Symbol: Tg(Chat-COP4*H134R/EYFP,Slc18a3)5Gfng
Name: transgene insertion 5, Guoping Feng
MGI accession ID: MGI:4950474
Generation method: Transgenic
Attributes: Reporter
Marker symbol: Tg(Chat-COP4*H134R/EYFP,Slc18a3)5Gfng
Marker name: transgene insertion 5, Guoping Feng
Chromosome: UN
Strain of origin: (C57BL/6 x CBA)F1
Expressed genes: COP4,Channelrhodopsin,Chlamydomonas; YFP,Yellow Fluorescent Protein,jellyfish
Site of expression: EYFP expression in cholinergic neurons of the striatum, trochlear nucleus, medial habenula, interpeduncular nucleus and various brainstem motor neuron nuclei. Lower EYFP expression is found in cortex, hippocampus, and other brain regions.

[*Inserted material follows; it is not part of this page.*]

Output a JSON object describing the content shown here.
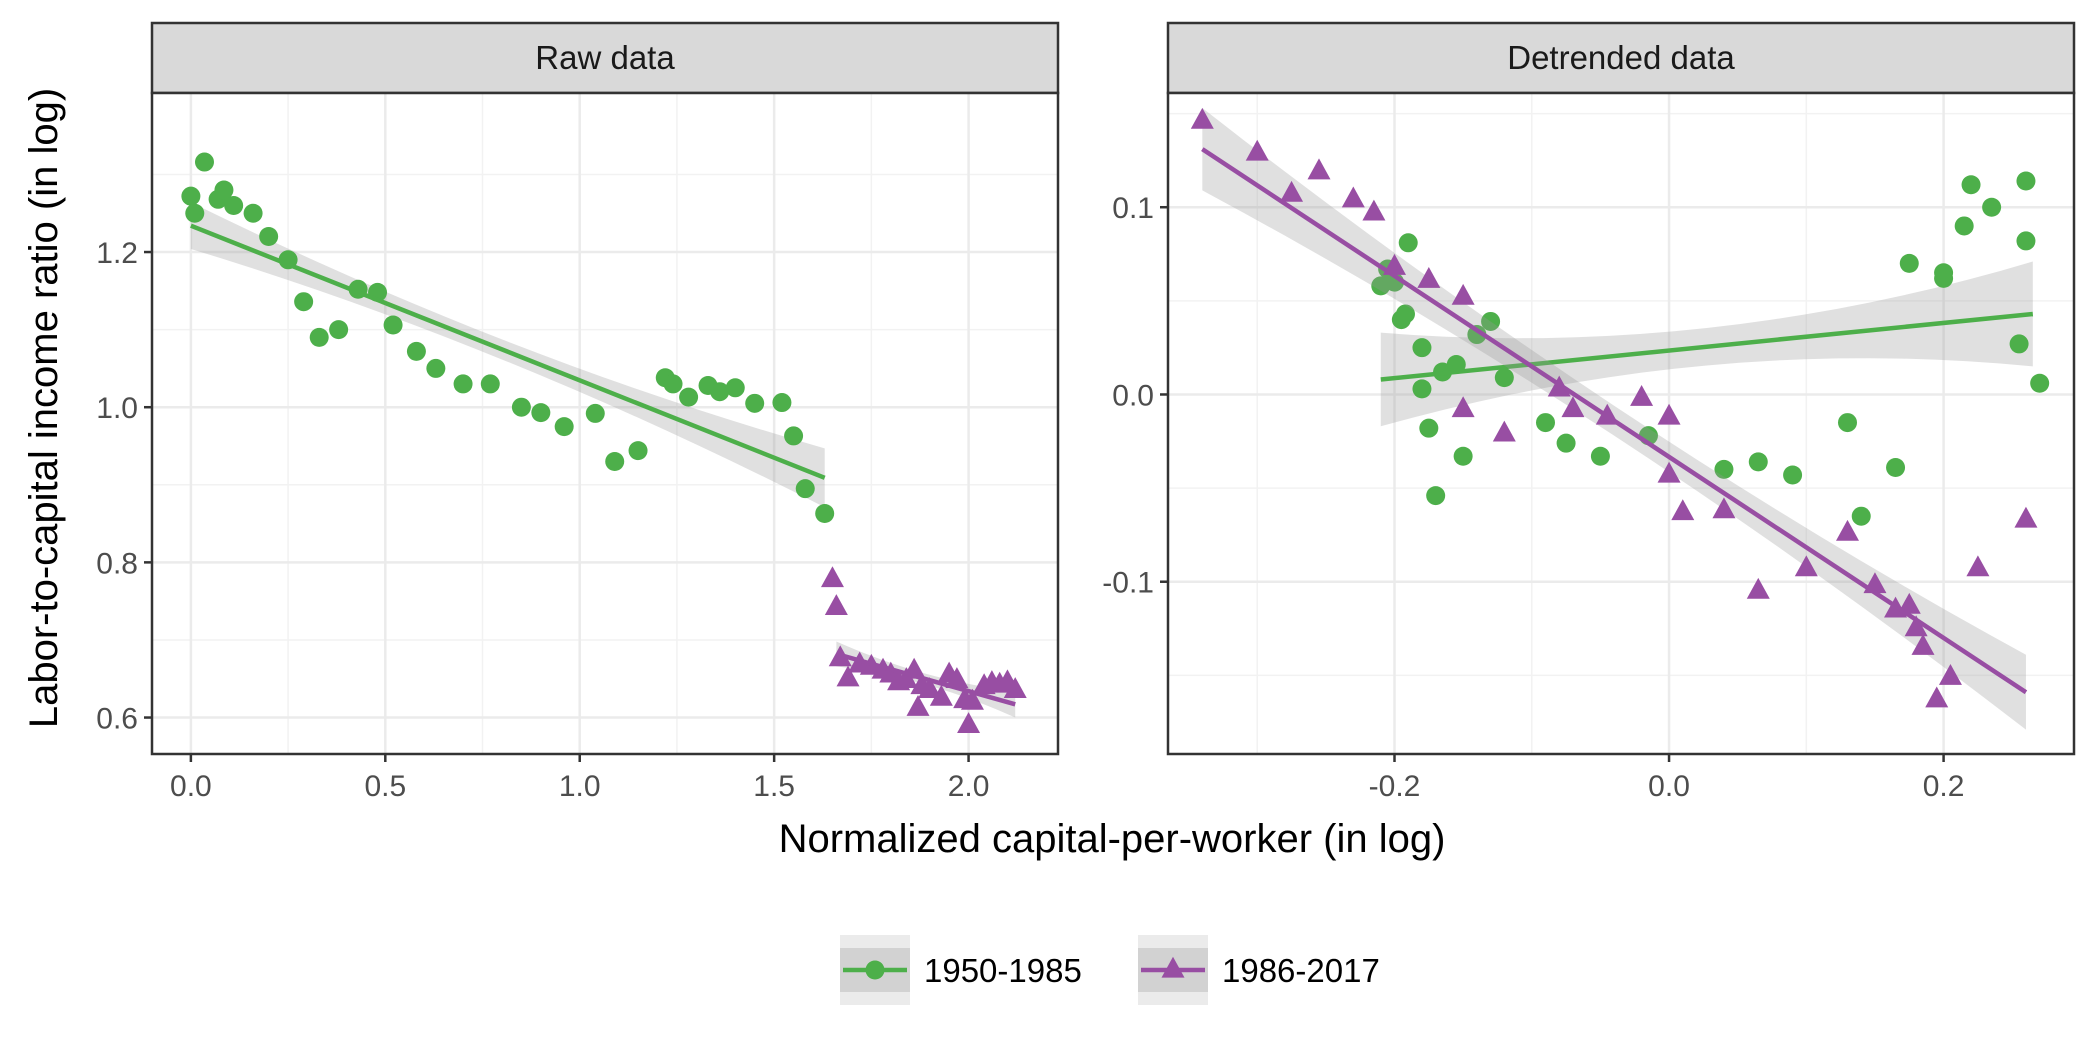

Molecular note: Transgene expression of the mhChR2::YFP fusion protein is directed to cholinergic neuronal populations by the mouse choline acetyltransferase (Chat or ChAT) promoter/enhancer regions on the BAC transgene. The mhChR2::YFP fusion protein is composed of a mammalian codon-optimized Chlamydomonas reinhardtii-derived channel rhodopsin-2 that was modified to harbor a gain-of-function H134R substitution (mhChR2; also called hChR2-H134R) fused in-frame with an enhanced yellow fluorescent protein (EYFP). The BAC used to generate the construct includes the vesicular acetylcholine transporter gene (Slc18a3 or VAChT). Slc18a3 is located in the intron between the first and second exons of the Chat gene and is under the control of the Chat promoter. The mhChR2 is designed to cause larger stationary photocurrents compared to ChR2. The bacterial opsins are retinal-binding proteins that provide light-dependent ion transport and sensory functions to a family of halophilic bacteria; and this mhChR2 functions as a blue light-driven cation channel that depolarizes the cell and causes action potentials. As such, illuminating mhChR2-expressing neurons with blue light (450-490 nm) leads to rapid and reversible photostimulation of action potential firing/neural activity in these cells. EYFP expression is visible by direct fluorescence (epifluorescence microscope). ChAT-mhChR2-YFP mice derived from founder line 5 exhibit moderate EYFP expression in striatum, trochlear nucleus, medial habenula, interpeduncular nucleus and various brainstem motor neuron nuclei. Lower EYFP expression is found in cortex, hippocampus, and other brain regions. ChAT co-staining shows precise co-localization with mhChR2-EYFP expression neurons; suggesting mhChR2-EYFP labeled neurons in this line are cholinergic neurons. Moderate EYFP fluorescence is also observed in the ventral gray horn in transverse section of the spinal cord. The donating investigator also reports that these ChAT-mhChR2-YFP line 5 mice exhibit a similar, but less bright expression pattern as ChAT-mhChR2-YFP line 6 (JAX Stock No. 014546).